Healthcare Industry News: joint replacement
News Release - April 8, 2008
Kyocera Resumes U.S. Sales of Ceramic Orthopedic Implant ComponentsCompany Offers New Ceramic Components for Implant System Manufacturers After Decades of Continuous Development in Japan
VANCOUVER, Wash.--(HSMN NewsFeed)--Kyocera Industrial Ceramics Corporation today announced that it will be the official North American representative of Japan Medical Materials Corporation (JMM) for sales of biocompatible ceramic structural components used in orthopedic systems.
JMM components are immediately available from Kyocera to manufacturers of medical implant products, including “total hip” and “total knee” joint-replacement systems. The components incorporate a wide range of biocompatible ceramics, including alumina and zirconia; bioactive coatings, such as hydroxyapatite; medical-grade alloys, such as titanium and vanadium-free titanium; and medical-grade ultra-high-molecular-weight polyethylene (UHMWPE).
Kyocera gained practical experience with U.S. regulatory processes through its preliminary marketing of biocompatible components here beginning in the 1980s. The company shifted its development efforts to Japan in the mid-1990s, where it has achieved a high level of clinical success.

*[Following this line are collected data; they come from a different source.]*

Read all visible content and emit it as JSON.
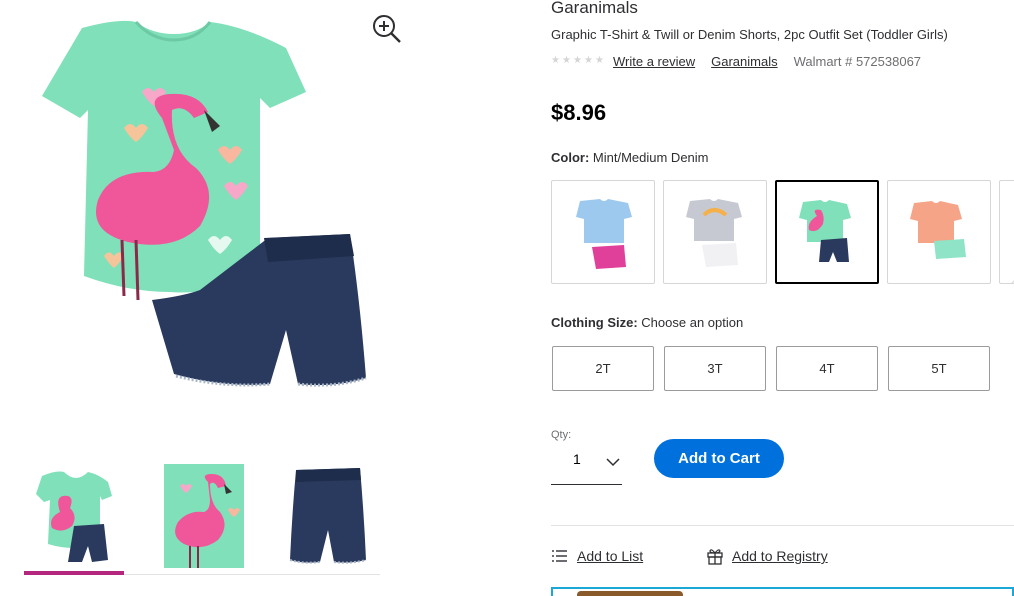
{
  "product": {
    "brand": "Garanimals",
    "name": "Graphic T-Shirt & Twill or Denim Shorts, 2pc Outfit Set (Toddler Girls)",
    "rating_stars": 0,
    "write_review": "Write a review",
    "brand_link": "Garanimals",
    "item_number": "Walmart # 572538067",
    "price": "$8.96"
  },
  "gallery": {
    "zoom_icon": "zoom-in-icon",
    "thumbnails": [
      "outfit-set",
      "flamingo-shirt-closeup",
      "denim-shorts"
    ],
    "selected_index": 0,
    "selected_color": "#b5277e"
  },
  "color": {
    "label": "Color:",
    "value": "Mint/Medium Denim",
    "swatches": [
      "blue-tee-pink-shorts",
      "gray-tee-white-shorts",
      "mint-tee-denim-shorts",
      "coral-tee-mint-shorts",
      "more"
    ],
    "selected_index": 2
  },
  "size": {
    "label": "Clothing Size:",
    "value": "Choose an option",
    "options": [
      "2T",
      "3T",
      "4T",
      "5T"
    ]
  },
  "quantity": {
    "label": "Qty:",
    "value": "1"
  },
  "cart": {
    "add_label": "Add to Cart",
    "accent": "#0071dc"
  },
  "actions": {
    "add_to_list": "Add to List",
    "add_to_registry": "Add to Registry"
  }
}
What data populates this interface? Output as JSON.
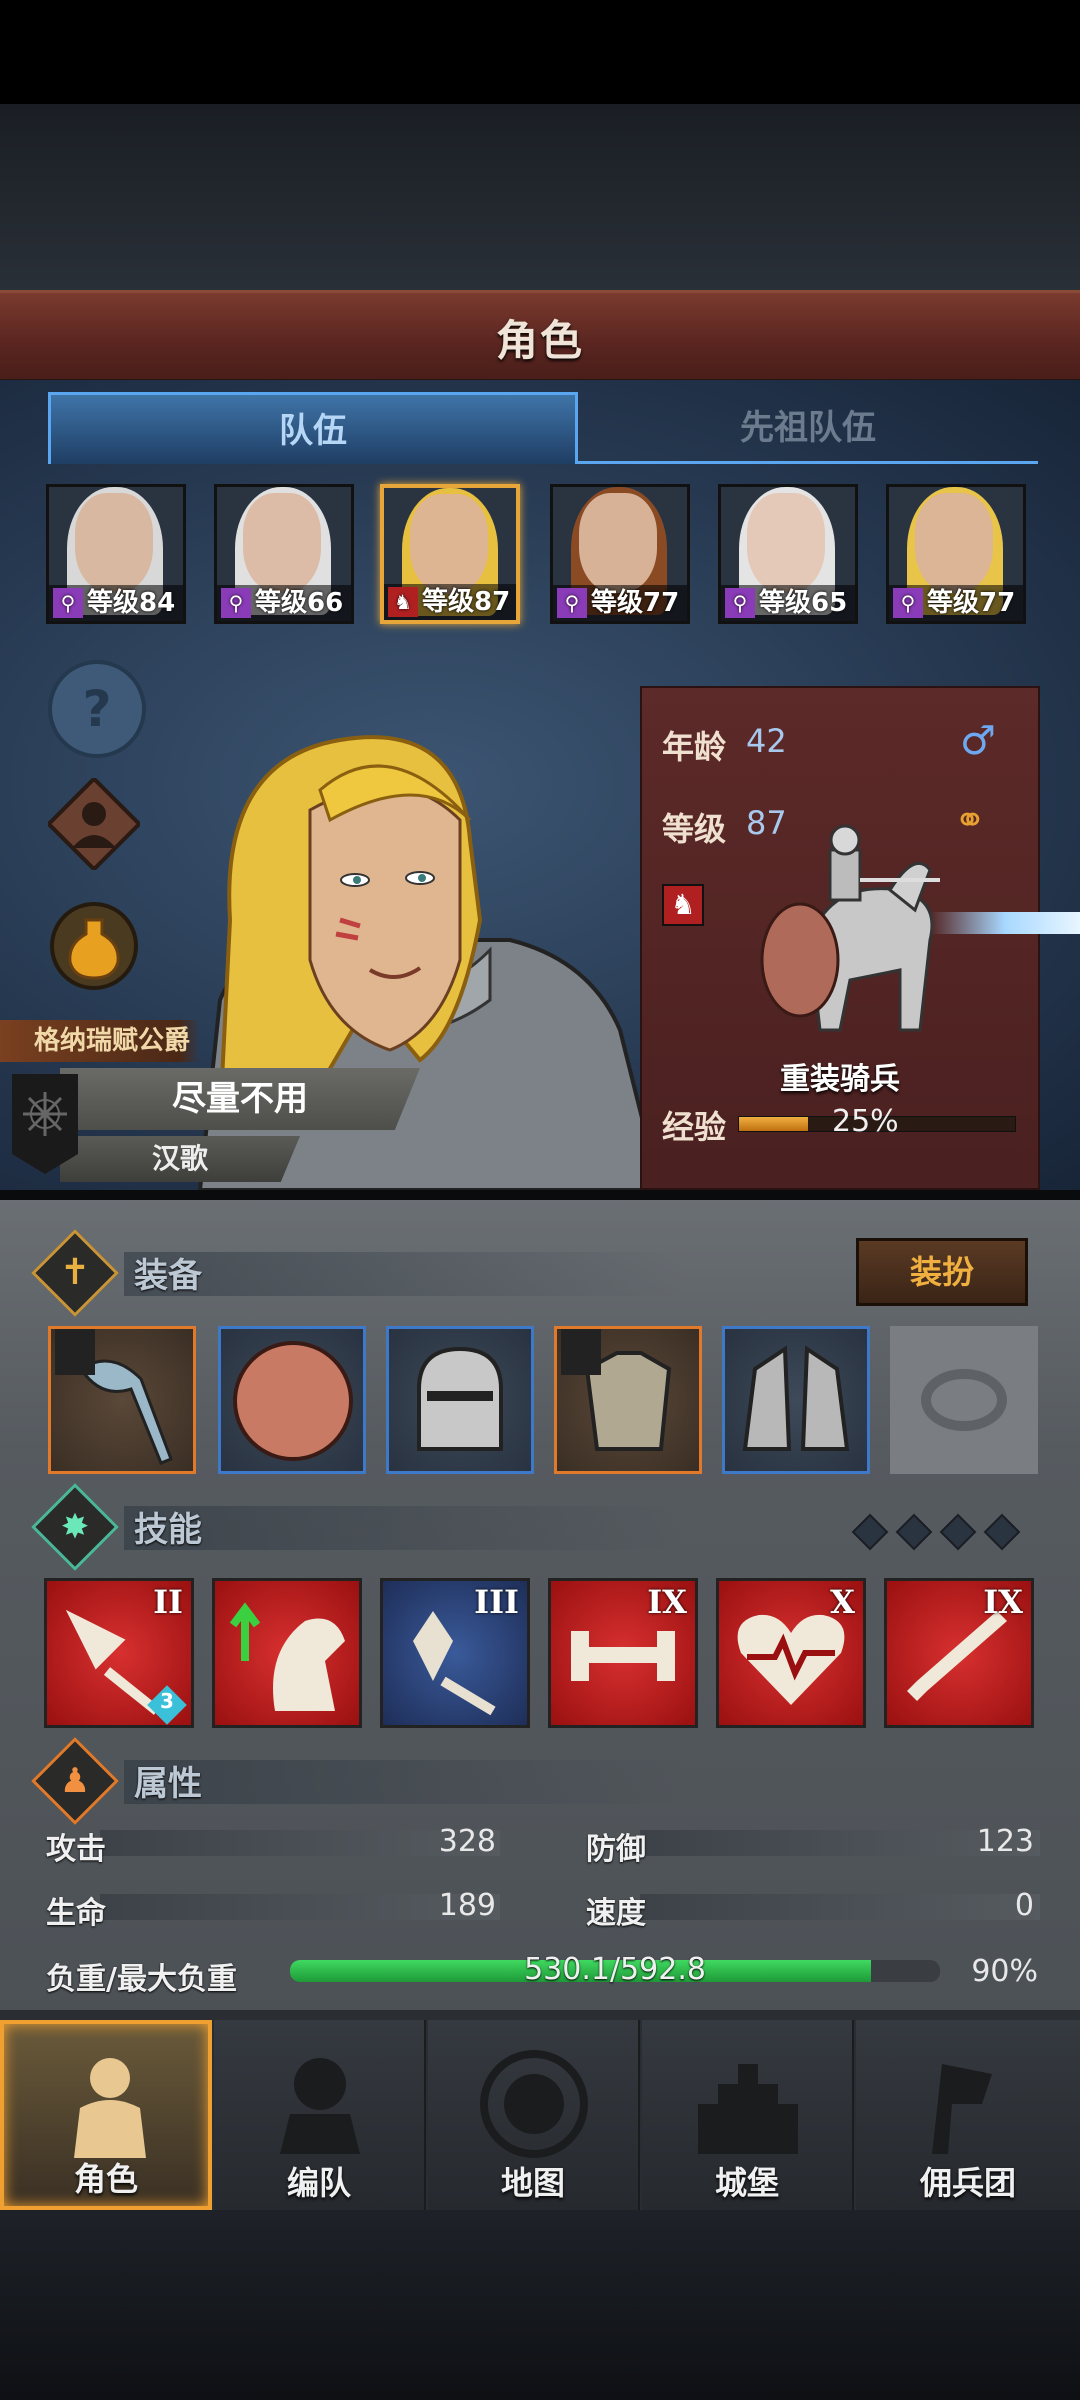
{
  "header": {
    "title": "角色"
  },
  "tabs": [
    {
      "label": "队伍"
    },
    {
      "label": "先祖队伍"
    }
  ],
  "party": [
    {
      "level_text": "等级84",
      "class_icon": "staff-icon"
    },
    {
      "level_text": "等级66",
      "class_icon": "staff-icon"
    },
    {
      "level_text": "等级87",
      "class_icon": "horse-icon"
    },
    {
      "level_text": "等级77",
      "class_icon": "staff-icon"
    },
    {
      "level_text": "等级65",
      "class_icon": "staff-icon"
    },
    {
      "level_text": "等级77",
      "class_icon": "staff-icon"
    }
  ],
  "hero": {
    "title_tag": "格纳瑞赋公爵",
    "command": "尽量不用",
    "name": "汉歌"
  },
  "card": {
    "age_label": "年龄",
    "age_value": "42",
    "level_label": "等级",
    "level_value": "87",
    "unit_name": "重装骑兵",
    "exp_label": "经验",
    "exp_value": "25%",
    "exp_fraction": 0.25
  },
  "equipment": {
    "title": "装备",
    "dress_button": "装扮",
    "slots": [
      "axe-icon",
      "shield-icon",
      "helmet-icon",
      "armor-icon",
      "boots-icon",
      "ring-icon"
    ]
  },
  "skills": {
    "title": "技能",
    "items": [
      {
        "rank": "II",
        "badge": "3",
        "icon": "broken-sword-icon"
      },
      {
        "rank": "",
        "icon": "horse-buff-icon"
      },
      {
        "rank": "III",
        "icon": "crystal-sword-icon"
      },
      {
        "rank": "IX",
        "icon": "dumbbell-icon"
      },
      {
        "rank": "X",
        "icon": "heart-pulse-icon"
      },
      {
        "rank": "IX",
        "icon": "sword-icon"
      }
    ]
  },
  "attributes": {
    "title": "属性",
    "attack_label": "攻击",
    "attack_value": "328",
    "defense_label": "防御",
    "defense_value": "123",
    "life_label": "生命",
    "life_value": "189",
    "speed_label": "速度",
    "speed_value": "0",
    "load_label": "负重/最大负重",
    "load_value": "530.1/592.8",
    "load_percent": "90%",
    "load_fraction": 0.894
  },
  "nav": [
    {
      "label": "角色"
    },
    {
      "label": "编队"
    },
    {
      "label": "地图"
    },
    {
      "label": "城堡"
    },
    {
      "label": "佣兵团"
    }
  ],
  "colors": {
    "accent": "#e6a63a",
    "tab_blue": "#5aa6f0",
    "title_red": "#5a2520",
    "load_green": "#2eb84a"
  }
}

Building on these experiences, Kyocera believes the JMM components can support medical system manufacturers in their efforts to meet the regulatory requirements of the U.S. Food and Drug Administration.
“The JMM product line represents decades of development, trials and clinical use, with exceptional success rates among tens of thousands of patients throughout Japan,” said John Rigby, president of Kyocera Industrial Ceramics Corporation. “These proven components can be instrumental to medical implant system manufacturers in their process of gaining permission to market the next generation of orthopedic joint replacement systems in the United States.”
About Japan Medical Materials Corporation
Japan Medical Materials Corporation, based in Osaka, is a joint venture founded in 2004 by Kyocera Corporation and Kobe Steel, Ltd. to provide biocompatible components and systems for use in orthopedic joint replacement applications. The company is based on material synergies gained through Kyocera’s extensive development of biocompatible ceramics since 1973, and Kobe Steel’s development of medical-grade alloys since 1984.
About Kyocera Corporation
Kyocera Corporation (NYSE: KYO ) (http://global.kyocera.com), the parent and global headquarters of the Kyocera Group, was founded in 1959 as a producer of advanced ceramics. By combining these engineered materials with metals and plastics, and integrating them with other technologies, Kyocera has become a leading supplier of ceramic materials and components, electronic components and devices, semiconductor packages, solar energy systems, printers, copiers, and telecommunications equipment. During the year ended March 31, 2007, Kyocera Corporation's consolidated net sales totaled approximately US$10.8 billion (JP¥1,283,897 million) with net income of approximately US$902 million (JP¥106,504 million).